Universal Perfect Samplers for Incremental Streams
Seth Pettie, Dingyu Wang
TL;DR
This work addresses exact $G$-sampling on incremental streams for a broad class of $G$ corresponding to Laplace exponents of non-negative Lévy processes. It introduces Lévy-Khintchine–based level functions $\ell_G$ to realize perfect sampling, delivering a two-word memory $G$-sampler and a universal $\mathcal{G}$-sampler that uses $O(\log n)$ memory and can produce exact samples for any $G\in\mathcal{G}$ at query time. The approach extends to sampling sequences (with/without replacement) and to sampling edges in graphs via stochastic sampling circuits, with concrete level-function derivations for cases like $G(z)=z^{1/2}$, $G(z)=1-e^{-\tau z}$, and $G(z)=\log(1+z)$. By tying $G$ to Lévy processes, the paper achieves near-optimal space bounds and broad applicability, and it opens avenues for representing other stochastic objects within this framework. Overall, it provides a principled, memory-efficient toolkit for exact streaming sampling grounded in Lévy-Khintchine theory and stochastic circuits.
Abstract
If $G : \mathbb{R}_+ \to \mathbb{R}_+$, the $G$-moment of a vector $\mathbf{x}\in\mathbb{R}_+^n$ is $G(\mathbf{x}) = \sum_{v\in[n]} G(\mathbf{x}(v))$ and the $G$-sampling problem is to select an index $v_*\in [n]$ according to its contribution to the $G$-moment, i.e., such that $\Pr(v_*=v) = G(\mathbf{x}(v))/G(\mathbf{x})$. Approximate $G$-samplers may introduce multiplicative and/or additive errors to this probability, and some have a non-trivial probability of failure.

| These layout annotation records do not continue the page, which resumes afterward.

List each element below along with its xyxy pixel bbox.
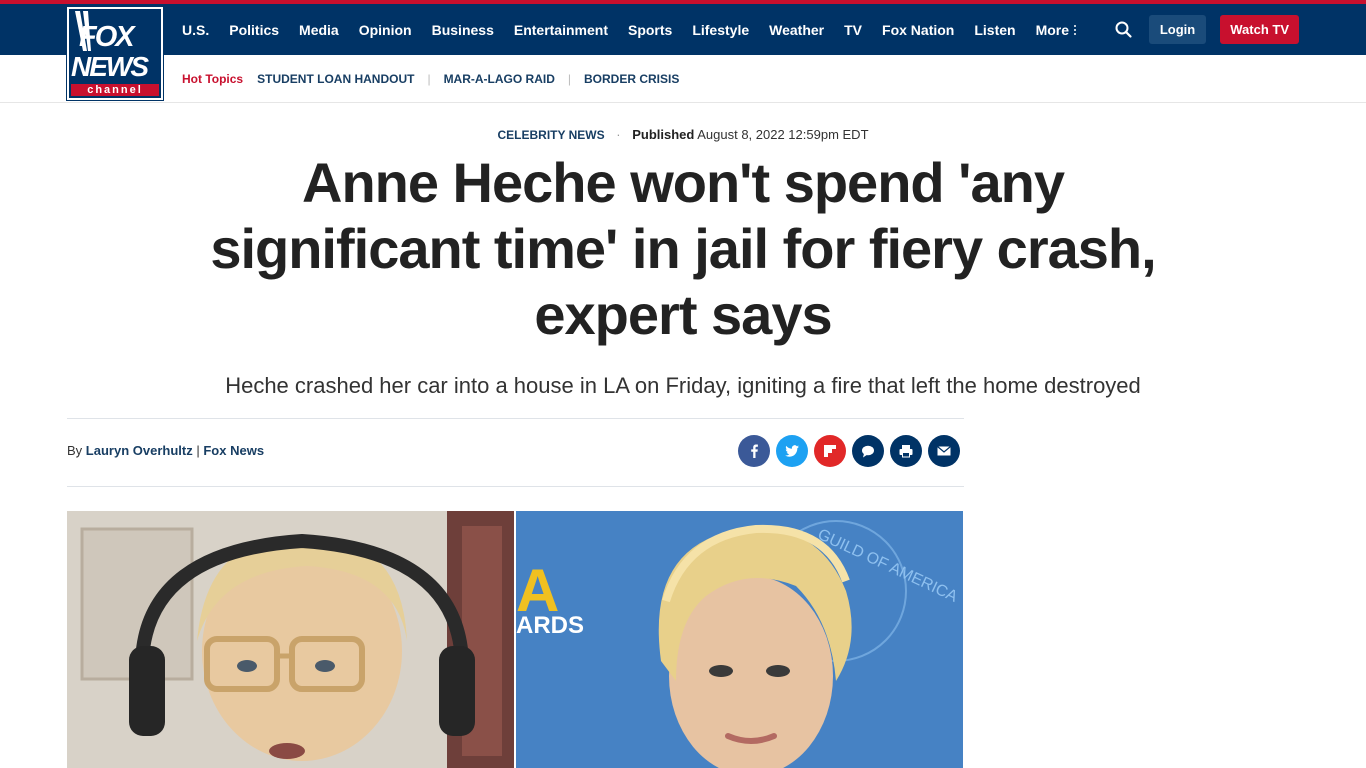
main-navbar: U.S. Politics Media Opinion Business Ent… xyxy=(0,4,1366,55)
hot-topic-border-crisis[interactable]: BORDER CRISIS xyxy=(584,72,679,86)
nav-links: U.S. Politics Media Opinion Business Ent… xyxy=(172,4,1086,55)
hot-topic-student-loan[interactable]: STUDENT LOAN HANDOUT xyxy=(257,72,414,86)
watch-tv-button[interactable]: Watch TV xyxy=(1220,15,1299,44)
nav-item-lifestyle[interactable]: Lifestyle xyxy=(682,22,759,38)
article-meta: CELEBRITY NEWS · Published August 8, 202… xyxy=(0,127,1366,142)
author-link[interactable]: Lauryn Overhultz xyxy=(86,443,193,458)
logo-word-channel: channel xyxy=(71,84,159,96)
published-date: August 8, 2022 12:59pm EDT xyxy=(697,127,869,142)
logo-word-fox: FOX xyxy=(79,21,135,53)
topic-divider: | xyxy=(427,72,431,86)
facebook-icon[interactable] xyxy=(738,435,770,467)
search-icon[interactable] xyxy=(1113,19,1135,41)
byline-divider: | xyxy=(196,443,200,458)
by-label: By xyxy=(67,443,83,458)
nav-item-entertainment[interactable]: Entertainment xyxy=(504,22,618,38)
email-icon[interactable] xyxy=(928,435,960,467)
published-label: Published xyxy=(632,127,695,142)
article-subhead: Heche crashed her car into a house in LA… xyxy=(225,373,1141,398)
share-buttons xyxy=(738,435,960,467)
more-dots-icon xyxy=(1074,24,1077,35)
hot-topics-label: Hot Topics xyxy=(182,72,244,86)
login-button[interactable]: Login xyxy=(1148,15,1207,44)
nav-actions: Login Watch TV xyxy=(1113,4,1299,55)
logo-word-news: NEWS xyxy=(71,51,149,82)
nav-item-media[interactable]: Media xyxy=(289,22,349,38)
nav-item-tv[interactable]: TV xyxy=(834,22,872,38)
hot-topic-mar-a-lago[interactable]: MAR-A-LAGO RAID xyxy=(444,72,555,86)
nav-item-opinion[interactable]: Opinion xyxy=(349,22,422,38)
print-icon[interactable] xyxy=(890,435,922,467)
nav-item-us[interactable]: U.S. xyxy=(172,22,219,38)
article-headline: Anne Heche won't spend 'any significant … xyxy=(210,151,1156,346)
divider xyxy=(67,418,964,419)
nav-item-sports[interactable]: Sports xyxy=(618,22,682,38)
nav-item-fox-nation[interactable]: Fox Nation xyxy=(872,22,964,38)
twitter-icon[interactable] xyxy=(776,435,808,467)
meta-dot: · xyxy=(616,127,621,142)
byline: By Lauryn Overhultz | Fox News xyxy=(67,443,264,458)
nav-item-politics[interactable]: Politics xyxy=(219,22,289,38)
nav-more-label: More xyxy=(1035,21,1070,38)
topic-divider: | xyxy=(567,72,572,86)
flipboard-icon[interactable] xyxy=(814,435,846,467)
category-link[interactable]: CELEBRITY NEWS xyxy=(497,128,604,142)
nav-item-business[interactable]: Business xyxy=(422,22,504,38)
article-image-right: A ARDS GUILD OF AMERICA xyxy=(516,511,963,768)
nav-item-listen[interactable]: Listen xyxy=(964,22,1025,38)
outlet-link[interactable]: Fox News xyxy=(203,443,264,458)
backdrop-word: ARDS xyxy=(516,612,584,639)
article-image-left xyxy=(67,511,514,768)
nav-more-menu[interactable]: More xyxy=(1026,22,1086,38)
nav-item-weather[interactable]: Weather xyxy=(759,22,834,38)
fox-news-logo[interactable]: FOX NEWS channel xyxy=(66,6,164,101)
divider xyxy=(67,486,964,487)
comments-icon[interactable] xyxy=(852,435,884,467)
hot-topics-bar: Hot Topics STUDENT LOAN HANDOUT | MAR-A-… xyxy=(0,55,1366,103)
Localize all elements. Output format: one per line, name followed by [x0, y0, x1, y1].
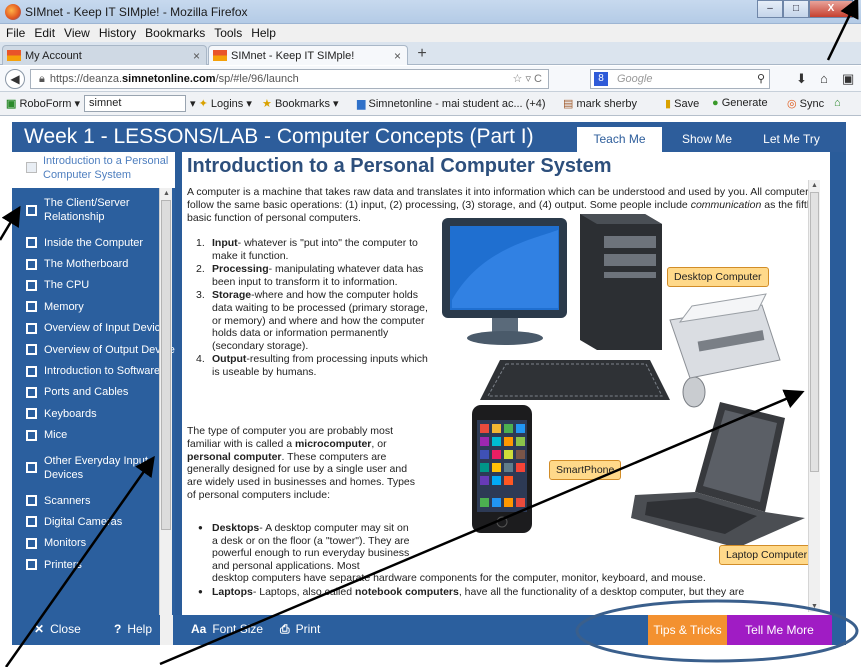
annotation-overlay [0, 0, 859, 667]
annotation-ellipse [575, 599, 859, 663]
annotation-arrow [159, 389, 805, 666]
annotation-arrow [0, 205, 21, 241]
annotation-arrow [4, 455, 155, 667]
annotation-arrow [826, 0, 859, 61]
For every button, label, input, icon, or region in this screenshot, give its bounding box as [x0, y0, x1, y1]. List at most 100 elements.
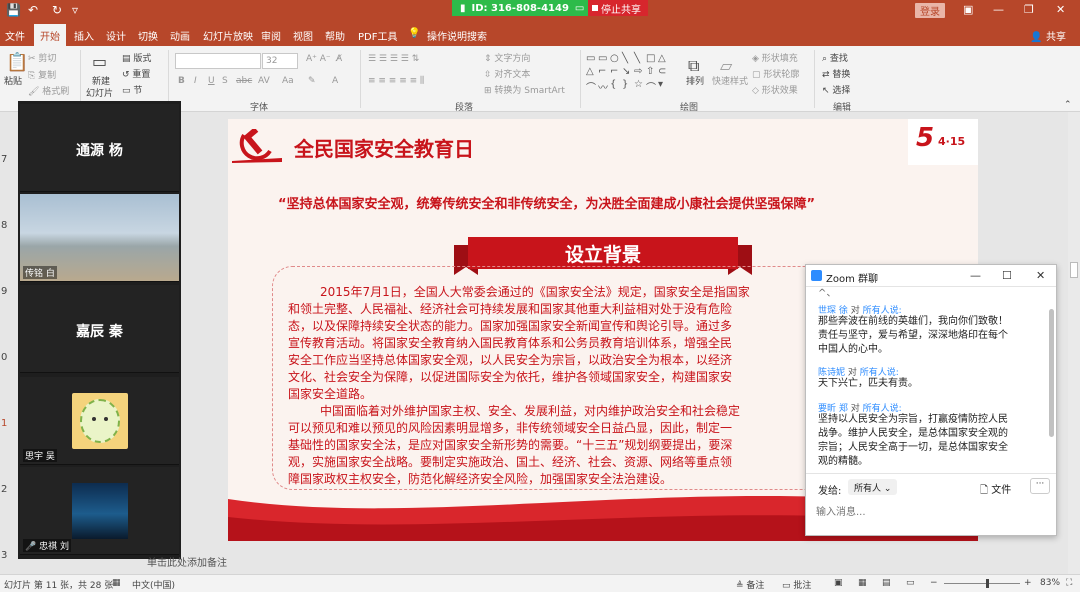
maximize-icon[interactable]: ☐	[1002, 269, 1012, 282]
normal-view-icon[interactable]: ▣	[834, 578, 843, 588]
language-indicator[interactable]: 中文(中国)	[132, 578, 175, 591]
slide-title[interactable]: 全民国家安全教育日	[294, 133, 474, 162]
close-icon[interactable]: ✕	[1056, 3, 1065, 16]
file-button[interactable]: 🗋 文件	[980, 481, 1011, 500]
select-button[interactable]: ↖ 选择	[822, 83, 850, 96]
highlight-icon[interactable]: ✎	[308, 76, 316, 86]
align-text-button[interactable]: ⇳ 对齐文本	[484, 67, 530, 80]
char-spacing-icon[interactable]: AV	[258, 76, 270, 86]
layout-button[interactable]: ▤ 版式	[122, 51, 151, 64]
tab-design[interactable]: 设计	[106, 28, 126, 43]
copy-button[interactable]: ⎘ 复制	[28, 68, 56, 81]
slideshow-view-icon[interactable]: ▭	[906, 578, 915, 588]
more-options-button[interactable]: ···	[1030, 478, 1050, 494]
tab-animations[interactable]: 动画	[170, 28, 190, 43]
participant-tile[interactable]: 通源 杨	[20, 104, 179, 192]
participant-avatar-tile[interactable]: 🎤 忠祺 刘	[20, 467, 179, 555]
slide-number[interactable]: 3	[1, 550, 7, 561]
stop-share-button[interactable]: 停止共享	[588, 0, 648, 16]
slide-number[interactable]: 0	[1, 352, 7, 363]
zoom-slider[interactable]	[944, 579, 1020, 588]
tab-review[interactable]: 审阅	[261, 28, 281, 43]
banner-text[interactable]: 设立背景	[454, 240, 752, 267]
tab-home[interactable]: 开始	[34, 24, 66, 46]
smartart-button[interactable]: ⊞ 转换为 SmartArt	[484, 83, 565, 96]
zoom-meeting-id-badge[interactable]: ▮ ID: 316-808-4149 ▭	[452, 0, 588, 16]
shape-fill-button[interactable]: ◈ 形状填充	[752, 51, 798, 64]
tab-help[interactable]: 帮助	[325, 28, 345, 43]
minimize-icon[interactable]: —	[970, 269, 981, 282]
italic-icon[interactable]: I	[194, 76, 197, 86]
notes-toggle[interactable]: ≜ 备注	[736, 578, 764, 591]
reset-button[interactable]: ↺ 重置	[122, 67, 150, 80]
find-button[interactable]: ⌕ 查找	[822, 51, 848, 64]
comments-toggle[interactable]: ▭ 批注	[782, 578, 811, 591]
shadow-icon[interactable]: S	[222, 76, 228, 86]
slide-number[interactable]: 8	[1, 220, 7, 231]
bullets-icon[interactable]: ☰ ☰ ☰ ☰ ⇅	[368, 54, 419, 64]
change-case-icon[interactable]: Aa	[282, 76, 294, 86]
tab-transitions[interactable]: 切换	[138, 28, 158, 43]
zoom-in-icon[interactable]: +	[1024, 578, 1032, 588]
slide-number[interactable]: 2	[1, 484, 7, 495]
shapes-gallery[interactable]: ▭ ▭ ○ ╲ ╲ □ △ △ ⌐ ⌐ ↘ ⇨ ⇧ ⊂ ⌒ 〰{} ☆ ⌒ ▾	[586, 53, 670, 94]
minimize-icon[interactable]: —	[993, 3, 1004, 16]
zoom-out-icon[interactable]: −	[930, 578, 938, 588]
clear-format-icon[interactable]: A̸	[336, 54, 342, 64]
scrollbar-thumb[interactable]	[1070, 262, 1078, 278]
arrange-icon[interactable]: ⧉	[688, 56, 699, 76]
format-painter-button[interactable]: 🖌 格式刷	[28, 84, 69, 97]
replace-button[interactable]: ⇄ 替换	[822, 67, 850, 80]
quick-styles-button[interactable]: 快速样式	[712, 74, 748, 87]
font-name-field[interactable]	[175, 53, 261, 69]
text-direction-button[interactable]: ⇕ 文字方向	[484, 51, 530, 64]
participant-avatar-tile[interactable]: 思宇 吴	[20, 377, 179, 465]
share-button[interactable]: 👤 共享	[1030, 28, 1066, 43]
shape-outline-button[interactable]: ▢ 形状轮廓	[752, 67, 799, 80]
strikethrough-icon[interactable]: abc	[236, 76, 252, 86]
font-color-icon[interactable]: A	[332, 76, 338, 86]
recipient-dropdown[interactable]: 所有人 ⌄	[848, 479, 898, 495]
redo-icon[interactable]: ↻	[52, 3, 62, 17]
fit-slide-icon[interactable]: ⛶	[1066, 578, 1072, 588]
participant-video-tile[interactable]: 传铭 白	[20, 194, 179, 282]
cut-button[interactable]: ✂ 剪切	[28, 51, 56, 64]
grow-font-icon[interactable]: A⁺ A⁻	[306, 54, 331, 64]
zoom-slider-thumb[interactable]	[986, 579, 989, 588]
notes-placeholder[interactable]: 单击此处添加备注	[147, 554, 227, 569]
slide-number[interactable]: 1	[1, 418, 7, 429]
new-slide-label-2[interactable]: 幻灯片	[86, 86, 113, 99]
tab-insert[interactable]: 插入	[74, 28, 94, 43]
collapse-ribbon-icon[interactable]: ⌃	[1064, 100, 1072, 110]
save-icon[interactable]: 💾	[6, 3, 21, 17]
close-icon[interactable]: ✕	[1036, 269, 1045, 282]
login-button[interactable]: 登录	[915, 3, 945, 18]
arrange-button[interactable]: 排列	[686, 74, 704, 87]
paste-button[interactable]: 粘贴	[4, 74, 22, 87]
align-icons[interactable]: ≡ ≡ ≡ ≡ ≡ ⫼	[368, 76, 424, 86]
chat-message-input[interactable]	[816, 502, 1046, 522]
slide-thumbnail-strip[interactable]: 7 8 9 0 1 2 3	[0, 112, 18, 574]
ribbon-display-icon[interactable]: ▣	[963, 3, 973, 16]
customize-qat-icon[interactable]: ▿	[72, 3, 78, 17]
tab-view[interactable]: 视图	[293, 28, 313, 43]
reading-view-icon[interactable]: ▤	[882, 578, 891, 588]
slide-quote[interactable]: “坚持总体国家安全观，统筹传统安全和非传统安全，为决胜全面建成小康社会提供坚强保…	[278, 193, 815, 212]
tab-pdf-tools[interactable]: PDF工具	[358, 28, 397, 43]
section-button[interactable]: ▭ 节	[122, 83, 142, 96]
underline-icon[interactable]: U	[208, 76, 215, 86]
undo-icon[interactable]: ↶	[28, 3, 38, 17]
chat-scrollbar[interactable]	[1049, 309, 1054, 437]
slide-number[interactable]: 9	[1, 286, 7, 297]
paste-icon[interactable]: 📋	[6, 52, 28, 73]
tab-file[interactable]: 文件	[5, 28, 25, 43]
new-slide-icon[interactable]: ▭	[92, 52, 107, 71]
vertical-scrollbar[interactable]	[1068, 112, 1080, 574]
slide-number[interactable]: 7	[1, 154, 7, 165]
tab-slideshow[interactable]: 幻灯片放映	[203, 28, 253, 43]
slide-sorter-icon[interactable]: ▦	[858, 578, 867, 588]
spellcheck-icon[interactable]: ▦	[112, 578, 121, 588]
quick-styles-icon[interactable]: ▱	[720, 56, 732, 75]
shape-effects-button[interactable]: ◇ 形状效果	[752, 83, 798, 96]
tell-me-search[interactable]: 操作说明搜索	[427, 28, 487, 43]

In this paper we focus on the exact $G$-sampling problem, where $G$ is selected from the class $\mathcal{G}$ of Laplace exponents of non-negative, one-dimensional Lévy processes, which includes several well studied classes such as $p$th moments $G(z)=z^p$, $p\in[0,1]$, logarithms $G(z)=\log(1+z)$, Cohen and Geri's soft concave sublinear functions, which are used to approximate concave sublinear functions, including cap statistics. We develop $G$-samplers for a vector $\mathbf{x} \in \mathbb{R}_+^n$ that is presented as an incremental stream of positive updates. In particular: * For any $G\in\mathcal{G}$, we give a very simple $G$-sampler that uses 2 words of memory and stores at all times a $v_*\in [n]$, such that $\Pr(v_*=v)$ is exactly $G(\mathbf{x}(v))/G(\mathbf{x})$. * We give a ``universal'' $\mathcal{G}$-sampler that uses $O(\log n)$ words of memory w.h.p., and given any $G\in \mathcal{G}$ at query time, produces an exact $G$-sample. With an overhead of a factor of $k$, both samplers can be used to $G$-sample a sequence of $k$ indices with or without replacement. Our sampling framework is simple and versatile, and can easily be generalized to sampling from more complex objects like graphs and hypergraphs.